The receiver publishers e and n, keeps a secret key d. The sender exponentiates the message to the power e. The receiver simply decodes by raising the received message to the power d and reads off what the original was.

OK. So we need to think about the feasibility of all of this because we believe that it's impossible to decrypt, but there's a lot of other stuff going on there that the players have to be able perform. And let's examine what their responsibilities and abilities have to be.

So the receiver to begin with has to be able to find large primes. And how on earth do they do that? Well, without going into too much detail, we can make the remark that there are lots of primes. That is to say by appealing to the prime number theorem, we know that among the n digit numbers, about log n of them are going to be primes so that you don't have to go too long before you stumble upon a random prime. That is, if you're dealing with a 200 digit n and you're searching for a prime of around that size, you're not going to have to search more than a few hundred numbers before you're likely to stumble on a prime.

And of course, how do you know that you stumbled on a prime? Well, you need to be able to check whether a number is prime or not-- and efficientlY-- in order for this whole thing to be feasible. So we'll have to discuss that brieflY-- how do you test whether or not a number is prime in an efficient way?
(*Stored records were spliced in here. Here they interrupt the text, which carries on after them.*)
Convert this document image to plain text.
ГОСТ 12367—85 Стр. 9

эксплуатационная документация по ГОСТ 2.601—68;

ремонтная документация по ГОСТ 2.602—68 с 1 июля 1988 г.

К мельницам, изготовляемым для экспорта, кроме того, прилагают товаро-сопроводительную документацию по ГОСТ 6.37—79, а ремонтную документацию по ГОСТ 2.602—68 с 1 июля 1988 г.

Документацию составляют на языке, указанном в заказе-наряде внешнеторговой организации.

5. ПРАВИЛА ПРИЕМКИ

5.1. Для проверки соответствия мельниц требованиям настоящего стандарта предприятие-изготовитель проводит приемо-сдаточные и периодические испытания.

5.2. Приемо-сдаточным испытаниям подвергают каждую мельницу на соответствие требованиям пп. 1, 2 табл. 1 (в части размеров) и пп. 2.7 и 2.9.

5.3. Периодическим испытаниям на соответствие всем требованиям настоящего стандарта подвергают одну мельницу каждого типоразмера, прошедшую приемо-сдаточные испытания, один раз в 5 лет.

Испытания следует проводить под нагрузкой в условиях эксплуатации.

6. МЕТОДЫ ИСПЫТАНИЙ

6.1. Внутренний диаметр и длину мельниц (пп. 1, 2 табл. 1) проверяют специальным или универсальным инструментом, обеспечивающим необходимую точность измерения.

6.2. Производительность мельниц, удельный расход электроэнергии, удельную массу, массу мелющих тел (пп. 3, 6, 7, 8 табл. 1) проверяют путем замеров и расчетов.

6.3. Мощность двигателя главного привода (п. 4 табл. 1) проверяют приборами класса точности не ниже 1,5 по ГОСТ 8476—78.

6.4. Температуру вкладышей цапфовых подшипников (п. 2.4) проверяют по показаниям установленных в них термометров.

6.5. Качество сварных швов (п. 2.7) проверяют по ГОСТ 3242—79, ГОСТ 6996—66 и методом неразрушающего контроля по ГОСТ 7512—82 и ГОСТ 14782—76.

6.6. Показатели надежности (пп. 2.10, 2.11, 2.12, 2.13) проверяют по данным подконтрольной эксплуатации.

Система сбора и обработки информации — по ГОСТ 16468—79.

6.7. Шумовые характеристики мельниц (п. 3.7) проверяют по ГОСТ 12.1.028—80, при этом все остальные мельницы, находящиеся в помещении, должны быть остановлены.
The other thing the receiver has to do is find an e that's relatively prime to p minus 1, q minus 1. But that's easy. Well, it's easy because first of all, if you just kind of randomly guess a medium sized e and then search consecutively from some random number you've chosen somewhere in the middle of the interval up to p minus 1, q minus 1. Again, you're very likely to find in a few steps a number e that is relatively prime to p minus 1, q minus 1.

How do you recognize that it's relatively prime? Well, you just compute the GCD, which we know how to do using Euclid's algorithm. So that's really quite efficient. Recognizing that it's relatively prime is easy, you just don't have to search very many numbers until you stumble on an e. OK.

The other thing you have to do is find the d that an e inverse modulo p minus 1, q minus 1. And again, that is the extended Euclidean algorithm, the extended GCD, namely the Pulverizer.

So those are the pieces that the receiver has to do.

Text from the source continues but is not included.